AdventureKit Roadmap

I’ve now admitted to the insanity of building my own engine and come up with a broad idea of how I’d like it to work. The next stage is to come up with a plan for how I might go about implementing it without getting myself stuck in rabbit holes of complicated esoteric features (as I am wont to do).

For Version 1 of AdventureKit, I will focus on three broad categories: UI, Scenes, and Development:

^ Indicates that this is a property in the scene JSON file that will need to be supported.

UI

  • Title screen
    • Background image^
    • New game
      • New game button image^
      • New game button selected image^
    • Load game
      • Load game button image^
      • Load game button selected image^
  • Saving
    • Automatic on scene exit
  • Inventory management
    • Inventory container sprite^
    • Inventory icon^
    • Adding objects
    • Using objects
  • Movement
    • Tap handling
      • Player movement
      • Interaction with NPCs (Non Player Characters)
      • Interaction with objects
        • Single tap to look
        • Double tap to use/pick up
    • Pan handling to find objects of interest
    • Player character scaling for movement on the y-axis
    • Basic pathfinding for routing around NPCs/objects
  • Player character
    • Animation support
      • Idle^
      • Moving^
      • Talking^
      • Named^ (a named animation is a specific animation to that character that might only be used once in a game)

Scenes

  • Scene parameters
    • Background image^
    • Foreground image^
    • Single walkable area^ (defined as an arbitrary polygon)
    • Exit areas^ (rectangles)
    • Scale factor^ (i.e. a number that defines the relationship between movement on the y-axis and how much the player character scales)
  • Objects
    • Location^
    • Sprite name^
    • Inventory icon^
    • Attributes^
      • Whether it can be picked up
      • Whether it can be used with an NPC
    • Dialogue^
      • On use
      • On look at
  • Static NPCs (Static indicates that these characters remain in the same location throughout—they can’t walk or otherwise change their position)
    • Dialogue file name^
    • Global variable support (i.e. they can respond to changes world state)
    • Object interaction (receive from inventory only)
    • Animation
      • Idle^
      • Talking^
      • Named^

Development

  • Exporting and importing
    • Scene data
    • Dialogue files
    • Image files
  • Automatic Placeholder Support
    • Scenes
    • NPCs
    • Objects
  • On screen reload button (to read newly imported scene or image data

Future Features

These are some of the more important features that I want to add but that will have to wait for a future version:

Scenes larger than 1 window wide that scroll

I definitely want to be able to do cool parallax effects in the future.

Moving NPCs

The player animation component will support movement animation and will be reusable which will make the actual animating of moving NPCs easy.
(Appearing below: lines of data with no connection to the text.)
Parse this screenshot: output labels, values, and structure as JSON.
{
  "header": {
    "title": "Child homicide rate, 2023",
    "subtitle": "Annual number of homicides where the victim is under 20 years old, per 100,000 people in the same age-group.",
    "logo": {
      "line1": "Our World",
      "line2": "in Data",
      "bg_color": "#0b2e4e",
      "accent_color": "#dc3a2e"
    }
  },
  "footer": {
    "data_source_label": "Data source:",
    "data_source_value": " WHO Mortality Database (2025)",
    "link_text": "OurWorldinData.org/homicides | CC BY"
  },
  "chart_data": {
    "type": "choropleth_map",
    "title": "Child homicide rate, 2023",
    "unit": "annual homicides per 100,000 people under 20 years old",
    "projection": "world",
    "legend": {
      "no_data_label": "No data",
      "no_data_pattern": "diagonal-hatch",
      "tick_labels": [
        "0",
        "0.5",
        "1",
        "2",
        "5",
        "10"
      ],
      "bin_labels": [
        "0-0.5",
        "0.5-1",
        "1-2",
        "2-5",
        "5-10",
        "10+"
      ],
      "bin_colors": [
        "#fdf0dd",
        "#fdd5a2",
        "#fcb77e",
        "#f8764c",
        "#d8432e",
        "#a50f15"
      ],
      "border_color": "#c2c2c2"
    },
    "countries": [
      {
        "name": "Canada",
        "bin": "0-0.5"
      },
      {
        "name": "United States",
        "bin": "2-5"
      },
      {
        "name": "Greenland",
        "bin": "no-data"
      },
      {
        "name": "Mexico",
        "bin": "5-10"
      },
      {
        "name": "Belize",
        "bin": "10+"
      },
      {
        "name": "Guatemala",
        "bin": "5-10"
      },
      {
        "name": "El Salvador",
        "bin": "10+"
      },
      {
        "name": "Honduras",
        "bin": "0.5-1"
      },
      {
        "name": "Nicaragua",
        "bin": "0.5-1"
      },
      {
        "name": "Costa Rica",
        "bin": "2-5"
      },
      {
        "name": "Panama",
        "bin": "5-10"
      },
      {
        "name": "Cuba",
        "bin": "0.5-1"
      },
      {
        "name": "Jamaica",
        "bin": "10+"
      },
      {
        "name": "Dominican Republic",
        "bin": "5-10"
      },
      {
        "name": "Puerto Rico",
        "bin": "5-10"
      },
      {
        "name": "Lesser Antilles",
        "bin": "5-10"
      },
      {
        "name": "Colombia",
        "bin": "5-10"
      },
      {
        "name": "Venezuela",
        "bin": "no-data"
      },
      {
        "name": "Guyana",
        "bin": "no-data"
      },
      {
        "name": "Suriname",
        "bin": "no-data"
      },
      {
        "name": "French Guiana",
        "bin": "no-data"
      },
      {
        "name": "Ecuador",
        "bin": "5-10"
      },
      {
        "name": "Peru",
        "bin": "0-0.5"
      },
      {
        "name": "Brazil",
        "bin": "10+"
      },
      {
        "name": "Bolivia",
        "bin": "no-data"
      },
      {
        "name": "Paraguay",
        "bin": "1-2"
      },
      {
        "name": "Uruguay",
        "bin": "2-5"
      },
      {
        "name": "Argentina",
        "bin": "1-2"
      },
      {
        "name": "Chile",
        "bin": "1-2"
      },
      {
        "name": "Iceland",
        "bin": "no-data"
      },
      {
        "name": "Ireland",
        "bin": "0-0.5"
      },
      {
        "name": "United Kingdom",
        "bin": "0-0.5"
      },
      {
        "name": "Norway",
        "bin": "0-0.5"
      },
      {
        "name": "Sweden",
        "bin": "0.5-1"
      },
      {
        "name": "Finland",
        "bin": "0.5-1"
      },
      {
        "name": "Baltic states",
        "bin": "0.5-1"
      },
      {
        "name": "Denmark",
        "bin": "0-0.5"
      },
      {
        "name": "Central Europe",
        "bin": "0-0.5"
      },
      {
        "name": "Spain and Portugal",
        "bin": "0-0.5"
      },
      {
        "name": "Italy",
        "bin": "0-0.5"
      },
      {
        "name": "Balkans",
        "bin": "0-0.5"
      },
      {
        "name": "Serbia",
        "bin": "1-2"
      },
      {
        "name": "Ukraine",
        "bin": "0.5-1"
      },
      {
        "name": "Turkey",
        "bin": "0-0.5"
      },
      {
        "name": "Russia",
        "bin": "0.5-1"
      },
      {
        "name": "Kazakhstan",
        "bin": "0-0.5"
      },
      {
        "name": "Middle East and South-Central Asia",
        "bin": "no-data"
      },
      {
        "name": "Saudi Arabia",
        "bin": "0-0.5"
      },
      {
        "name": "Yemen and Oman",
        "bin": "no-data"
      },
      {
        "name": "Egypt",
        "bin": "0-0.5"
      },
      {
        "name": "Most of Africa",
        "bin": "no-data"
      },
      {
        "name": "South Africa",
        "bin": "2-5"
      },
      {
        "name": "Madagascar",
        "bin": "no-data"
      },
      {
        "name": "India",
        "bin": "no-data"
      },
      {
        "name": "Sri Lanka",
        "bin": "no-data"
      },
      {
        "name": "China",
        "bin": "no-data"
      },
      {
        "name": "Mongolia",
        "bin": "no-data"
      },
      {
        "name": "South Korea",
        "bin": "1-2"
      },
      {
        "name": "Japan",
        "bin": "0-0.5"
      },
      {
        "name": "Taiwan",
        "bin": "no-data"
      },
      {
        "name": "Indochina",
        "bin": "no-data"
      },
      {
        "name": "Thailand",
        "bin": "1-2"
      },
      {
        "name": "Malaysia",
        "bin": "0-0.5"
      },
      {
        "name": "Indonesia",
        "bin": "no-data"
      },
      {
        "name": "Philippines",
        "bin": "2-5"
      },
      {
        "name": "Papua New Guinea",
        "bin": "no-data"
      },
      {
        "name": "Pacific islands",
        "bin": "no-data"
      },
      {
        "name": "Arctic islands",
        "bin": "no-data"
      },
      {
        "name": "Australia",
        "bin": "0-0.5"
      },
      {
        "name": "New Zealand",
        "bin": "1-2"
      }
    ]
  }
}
However, having them move around causes other changes that the scene will have to respond to, affecting things like pathfinding and player interaction.

Dynamic environments

It would be cool to have the environment change in response to player actions (e.g. an explosion creates a pile of rubble that blocks a path).

Animated environments

Related to the above—hopefully the animation system will be robust enough that adding this won’t be too difficult.

Multiple walkable areas

There are scenes in the adventure games that I’ve been working through that feature some sort of obstacle in the middle of a scene (like a pit) that a player must overcome. Having the engine support multiple walkable areas would make scenes like this possible in AdventureKit.

Alternative interactions

Think of the mini-games in Sam and Max, or the highway fighting in Full Throttle, or even just the close up conversations in The Secret of Monkey Island.

Moving Forward

As it stands, the first version of AdventureKit will clearly be missing a lot of the advanced features of modern adventure games.

However, my plan is to use these limitations as constraints on the games I develop. If there’s an amazing idea that I have that uses a feature that the engine doesn’t support yet, then it has to wait (hopefully this will stop me spending weeks on something that is only used for five minutes in a single game).

I’d like to follow the Pixar model in my own humble way. Many of their films are designed to show off the latest advances of their 3D technology, for example the use of fur in Monsters Inc. or the water in Finding Nemo.

I would like to develop a game alongside each major version of AdventureKit which would be designed to highlight the major new features. It would be amazing if, at the end of all this, I could have a series of games that show not only the progress of the engine, but also my progress as a game designer.